Gary and Thuan had the idea to start a charity but quickly realised that the logistics of doing so were incredibly tough, especially with no experience of running one. One of Gary’s neighbours is Steve Aoki the famous DJ, Pokémon fanatic, and founder of the Aoki Foundation focusing on brain health.
With Steve’s help, Gary and Thuan were able to get their charity work for autism up and running and have now raised over $500,000 through several events in collaboration with Aoki’s Cardhouse. Stemming from a little boy who couldn’t get a $25 treatment because of the difficult times endured by his family, they were not only able to make sure that he was given the correct therapy but also donate large amounts of money to several groups working to make life for those with autism that little bit easier. “We are so proud of that, most of the interest and the donations are coming out of the Pokémon community. There is just simply no better community than the one we are involved in, it’s crazy what they do for us and others, like Leonhart’s charity work for NAMI.”

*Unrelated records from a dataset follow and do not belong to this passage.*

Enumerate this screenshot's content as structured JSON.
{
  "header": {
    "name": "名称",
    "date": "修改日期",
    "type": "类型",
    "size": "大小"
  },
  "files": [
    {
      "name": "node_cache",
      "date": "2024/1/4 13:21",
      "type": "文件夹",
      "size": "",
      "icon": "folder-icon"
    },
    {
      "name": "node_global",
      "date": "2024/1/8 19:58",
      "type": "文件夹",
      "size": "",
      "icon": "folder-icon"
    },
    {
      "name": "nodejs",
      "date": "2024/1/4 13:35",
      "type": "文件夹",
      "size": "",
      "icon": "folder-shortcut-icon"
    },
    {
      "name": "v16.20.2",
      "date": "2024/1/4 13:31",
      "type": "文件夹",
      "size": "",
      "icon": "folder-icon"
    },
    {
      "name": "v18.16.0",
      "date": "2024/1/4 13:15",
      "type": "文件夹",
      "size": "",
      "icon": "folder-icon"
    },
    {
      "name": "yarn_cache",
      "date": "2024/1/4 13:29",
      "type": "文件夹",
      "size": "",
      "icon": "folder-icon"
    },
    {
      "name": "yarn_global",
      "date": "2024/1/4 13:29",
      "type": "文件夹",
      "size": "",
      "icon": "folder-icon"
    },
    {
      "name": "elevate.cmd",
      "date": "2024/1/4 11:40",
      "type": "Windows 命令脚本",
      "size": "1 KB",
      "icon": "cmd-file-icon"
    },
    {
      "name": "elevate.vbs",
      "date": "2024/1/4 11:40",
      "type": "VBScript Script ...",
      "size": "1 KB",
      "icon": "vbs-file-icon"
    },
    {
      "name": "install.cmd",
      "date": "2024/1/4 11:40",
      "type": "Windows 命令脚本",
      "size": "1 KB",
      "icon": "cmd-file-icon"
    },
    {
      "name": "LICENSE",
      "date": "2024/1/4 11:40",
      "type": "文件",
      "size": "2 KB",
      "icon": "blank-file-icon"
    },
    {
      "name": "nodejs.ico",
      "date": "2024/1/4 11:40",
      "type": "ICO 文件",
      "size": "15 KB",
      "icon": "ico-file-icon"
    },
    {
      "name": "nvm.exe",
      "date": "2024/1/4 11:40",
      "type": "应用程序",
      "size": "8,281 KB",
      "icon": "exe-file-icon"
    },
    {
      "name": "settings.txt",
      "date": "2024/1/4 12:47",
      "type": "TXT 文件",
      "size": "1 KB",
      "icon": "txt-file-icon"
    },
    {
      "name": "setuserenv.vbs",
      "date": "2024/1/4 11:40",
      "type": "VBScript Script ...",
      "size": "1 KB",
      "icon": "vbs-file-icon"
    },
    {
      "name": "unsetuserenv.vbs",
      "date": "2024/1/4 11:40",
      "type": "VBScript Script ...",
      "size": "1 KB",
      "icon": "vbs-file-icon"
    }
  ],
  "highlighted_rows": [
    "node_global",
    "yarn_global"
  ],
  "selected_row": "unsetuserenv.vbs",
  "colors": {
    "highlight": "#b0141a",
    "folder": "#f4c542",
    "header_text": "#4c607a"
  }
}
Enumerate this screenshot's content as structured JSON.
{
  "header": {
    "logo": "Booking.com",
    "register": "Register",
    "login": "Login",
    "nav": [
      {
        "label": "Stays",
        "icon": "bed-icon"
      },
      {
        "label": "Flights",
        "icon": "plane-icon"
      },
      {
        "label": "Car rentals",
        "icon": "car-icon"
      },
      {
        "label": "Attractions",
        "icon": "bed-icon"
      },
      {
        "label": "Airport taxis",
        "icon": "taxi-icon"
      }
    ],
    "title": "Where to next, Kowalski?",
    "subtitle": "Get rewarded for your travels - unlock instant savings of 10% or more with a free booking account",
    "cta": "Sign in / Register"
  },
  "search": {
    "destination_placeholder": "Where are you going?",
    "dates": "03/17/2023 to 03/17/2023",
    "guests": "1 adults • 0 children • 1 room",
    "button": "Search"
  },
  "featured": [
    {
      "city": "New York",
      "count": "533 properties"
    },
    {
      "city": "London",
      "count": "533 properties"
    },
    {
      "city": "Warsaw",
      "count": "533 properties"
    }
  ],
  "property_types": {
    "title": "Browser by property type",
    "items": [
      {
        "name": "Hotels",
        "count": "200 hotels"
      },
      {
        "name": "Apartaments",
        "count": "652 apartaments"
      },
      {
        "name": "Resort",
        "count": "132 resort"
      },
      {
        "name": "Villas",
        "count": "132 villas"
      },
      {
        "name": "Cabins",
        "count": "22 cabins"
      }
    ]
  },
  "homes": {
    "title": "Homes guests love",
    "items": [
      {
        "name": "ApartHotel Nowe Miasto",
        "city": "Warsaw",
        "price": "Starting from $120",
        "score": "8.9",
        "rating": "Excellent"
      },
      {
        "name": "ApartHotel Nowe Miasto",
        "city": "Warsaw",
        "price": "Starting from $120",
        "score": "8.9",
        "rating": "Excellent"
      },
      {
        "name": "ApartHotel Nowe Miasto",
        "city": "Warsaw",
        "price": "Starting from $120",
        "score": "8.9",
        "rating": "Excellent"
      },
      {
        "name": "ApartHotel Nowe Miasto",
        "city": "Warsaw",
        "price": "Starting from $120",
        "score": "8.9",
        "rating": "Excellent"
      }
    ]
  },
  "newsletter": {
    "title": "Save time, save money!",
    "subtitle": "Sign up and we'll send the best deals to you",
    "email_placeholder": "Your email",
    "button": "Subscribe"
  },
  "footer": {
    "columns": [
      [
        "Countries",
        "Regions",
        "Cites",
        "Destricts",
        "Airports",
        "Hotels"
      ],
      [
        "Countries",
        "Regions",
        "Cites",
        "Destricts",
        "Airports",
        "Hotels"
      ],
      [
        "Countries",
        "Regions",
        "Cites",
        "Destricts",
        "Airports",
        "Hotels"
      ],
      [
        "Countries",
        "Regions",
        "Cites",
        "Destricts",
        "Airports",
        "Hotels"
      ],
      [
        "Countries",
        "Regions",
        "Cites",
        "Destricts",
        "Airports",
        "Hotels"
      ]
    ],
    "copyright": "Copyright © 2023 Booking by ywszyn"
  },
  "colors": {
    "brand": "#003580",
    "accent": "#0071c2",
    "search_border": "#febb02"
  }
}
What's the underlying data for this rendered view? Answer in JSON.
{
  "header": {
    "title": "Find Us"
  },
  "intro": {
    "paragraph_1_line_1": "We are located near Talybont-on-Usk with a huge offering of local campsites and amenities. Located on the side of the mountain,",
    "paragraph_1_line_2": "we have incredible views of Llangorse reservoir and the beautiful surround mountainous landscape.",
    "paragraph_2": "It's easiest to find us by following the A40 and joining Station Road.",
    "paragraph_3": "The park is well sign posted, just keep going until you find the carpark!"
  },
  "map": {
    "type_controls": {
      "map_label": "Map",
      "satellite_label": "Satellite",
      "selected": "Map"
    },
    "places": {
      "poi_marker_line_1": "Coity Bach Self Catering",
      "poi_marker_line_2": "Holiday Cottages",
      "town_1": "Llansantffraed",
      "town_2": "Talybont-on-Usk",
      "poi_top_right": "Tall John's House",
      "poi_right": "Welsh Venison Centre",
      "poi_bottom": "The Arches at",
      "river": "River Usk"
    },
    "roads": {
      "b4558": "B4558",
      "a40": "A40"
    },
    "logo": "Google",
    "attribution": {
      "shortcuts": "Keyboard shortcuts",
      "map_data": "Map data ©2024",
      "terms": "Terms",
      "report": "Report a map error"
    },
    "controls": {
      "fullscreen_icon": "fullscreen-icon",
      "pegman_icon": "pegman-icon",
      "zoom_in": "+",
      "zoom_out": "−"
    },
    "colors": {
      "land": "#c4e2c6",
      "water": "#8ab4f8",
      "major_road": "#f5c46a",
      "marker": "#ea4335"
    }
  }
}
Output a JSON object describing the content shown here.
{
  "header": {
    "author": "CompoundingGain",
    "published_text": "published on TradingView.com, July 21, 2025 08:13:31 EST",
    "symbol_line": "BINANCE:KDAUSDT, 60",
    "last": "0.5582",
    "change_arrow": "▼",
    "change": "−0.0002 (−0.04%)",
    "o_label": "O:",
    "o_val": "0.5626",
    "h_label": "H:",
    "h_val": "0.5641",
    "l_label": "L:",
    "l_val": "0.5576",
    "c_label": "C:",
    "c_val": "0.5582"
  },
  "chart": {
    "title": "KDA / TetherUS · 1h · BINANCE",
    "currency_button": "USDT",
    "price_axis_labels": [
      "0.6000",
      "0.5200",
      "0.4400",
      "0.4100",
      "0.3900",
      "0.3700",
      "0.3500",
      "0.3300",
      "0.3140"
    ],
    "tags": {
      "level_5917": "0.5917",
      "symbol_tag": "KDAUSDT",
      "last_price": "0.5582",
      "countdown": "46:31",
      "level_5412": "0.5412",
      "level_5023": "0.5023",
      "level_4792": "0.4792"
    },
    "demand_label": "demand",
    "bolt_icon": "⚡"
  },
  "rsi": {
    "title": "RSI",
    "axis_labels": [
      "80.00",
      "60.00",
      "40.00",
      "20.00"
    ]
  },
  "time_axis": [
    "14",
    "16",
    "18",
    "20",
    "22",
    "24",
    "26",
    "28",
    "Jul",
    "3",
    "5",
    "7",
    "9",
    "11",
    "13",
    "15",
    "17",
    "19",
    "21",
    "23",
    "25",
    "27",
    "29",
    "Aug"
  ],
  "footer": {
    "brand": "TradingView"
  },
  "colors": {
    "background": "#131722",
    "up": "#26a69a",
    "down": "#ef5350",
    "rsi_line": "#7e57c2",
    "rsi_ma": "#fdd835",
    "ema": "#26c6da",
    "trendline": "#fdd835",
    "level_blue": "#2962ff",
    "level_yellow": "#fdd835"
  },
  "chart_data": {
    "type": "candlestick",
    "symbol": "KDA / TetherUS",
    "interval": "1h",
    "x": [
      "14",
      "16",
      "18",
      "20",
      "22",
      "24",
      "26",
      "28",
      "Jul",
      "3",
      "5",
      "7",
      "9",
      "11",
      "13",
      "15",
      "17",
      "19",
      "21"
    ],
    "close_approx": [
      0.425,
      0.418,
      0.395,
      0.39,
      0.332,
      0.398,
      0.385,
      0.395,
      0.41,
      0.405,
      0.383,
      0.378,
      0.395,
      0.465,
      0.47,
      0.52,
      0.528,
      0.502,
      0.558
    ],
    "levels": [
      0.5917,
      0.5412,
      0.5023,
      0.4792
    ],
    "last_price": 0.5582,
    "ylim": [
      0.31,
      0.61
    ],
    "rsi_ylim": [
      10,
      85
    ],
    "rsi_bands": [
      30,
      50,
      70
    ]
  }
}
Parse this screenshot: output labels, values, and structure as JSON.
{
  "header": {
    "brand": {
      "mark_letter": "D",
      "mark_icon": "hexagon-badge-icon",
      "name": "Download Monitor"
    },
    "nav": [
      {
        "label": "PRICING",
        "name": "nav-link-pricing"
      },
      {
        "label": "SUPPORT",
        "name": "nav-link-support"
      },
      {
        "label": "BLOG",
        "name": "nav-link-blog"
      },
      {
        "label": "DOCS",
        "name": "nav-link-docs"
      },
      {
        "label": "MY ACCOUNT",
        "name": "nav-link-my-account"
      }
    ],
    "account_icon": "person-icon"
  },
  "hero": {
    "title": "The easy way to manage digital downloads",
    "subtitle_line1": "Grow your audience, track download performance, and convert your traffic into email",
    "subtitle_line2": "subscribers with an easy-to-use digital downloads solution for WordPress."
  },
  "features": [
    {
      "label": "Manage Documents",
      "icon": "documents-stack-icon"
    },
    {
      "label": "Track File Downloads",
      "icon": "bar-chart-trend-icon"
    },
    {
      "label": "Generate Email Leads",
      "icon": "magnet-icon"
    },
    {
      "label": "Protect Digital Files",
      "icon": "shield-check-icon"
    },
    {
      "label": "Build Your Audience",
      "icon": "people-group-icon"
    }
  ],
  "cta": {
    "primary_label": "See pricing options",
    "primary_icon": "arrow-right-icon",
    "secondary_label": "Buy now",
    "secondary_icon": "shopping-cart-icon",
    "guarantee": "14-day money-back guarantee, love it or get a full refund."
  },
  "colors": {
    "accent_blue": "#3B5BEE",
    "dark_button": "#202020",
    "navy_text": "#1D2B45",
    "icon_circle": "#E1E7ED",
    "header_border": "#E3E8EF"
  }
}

Gary & Steve are now working on bigger opportunities for post-COVID-19. Steve Aoki will be performing once again, creating opportunities to merge their amazing Pokémon charity work with his dj work. “There were talks of him (Steve Aoki) performing at the Tokyo Olympics. If it all comes off I’ll be going to Japan with Steve, that would be massive for the Aoki Foundation.”
Gary has dreams about doing incredible things for autism using his Pokémon platform. “I’m praying that Steve reworks a dance mix of the original Pokémon theme tune, could you imagine him doing that at the closing ceremony of the Tokyo olympics.”
The link between Pokémon and autism is deeply rooted, “the creator of Pokémon, Satoshi Tajiri is autistic, he had all the traits as a boy and spent his time with a narrow focus on bugs, spiders and little animals.”
He went from bug collecting to creating the biggest media franchise in the world. This highlights how important it is to help with autism treatment and emphasises how much ability autistic people have to accomplish amazing things in life. As Gary puts it, “Without autism, there would be no Pokémon.”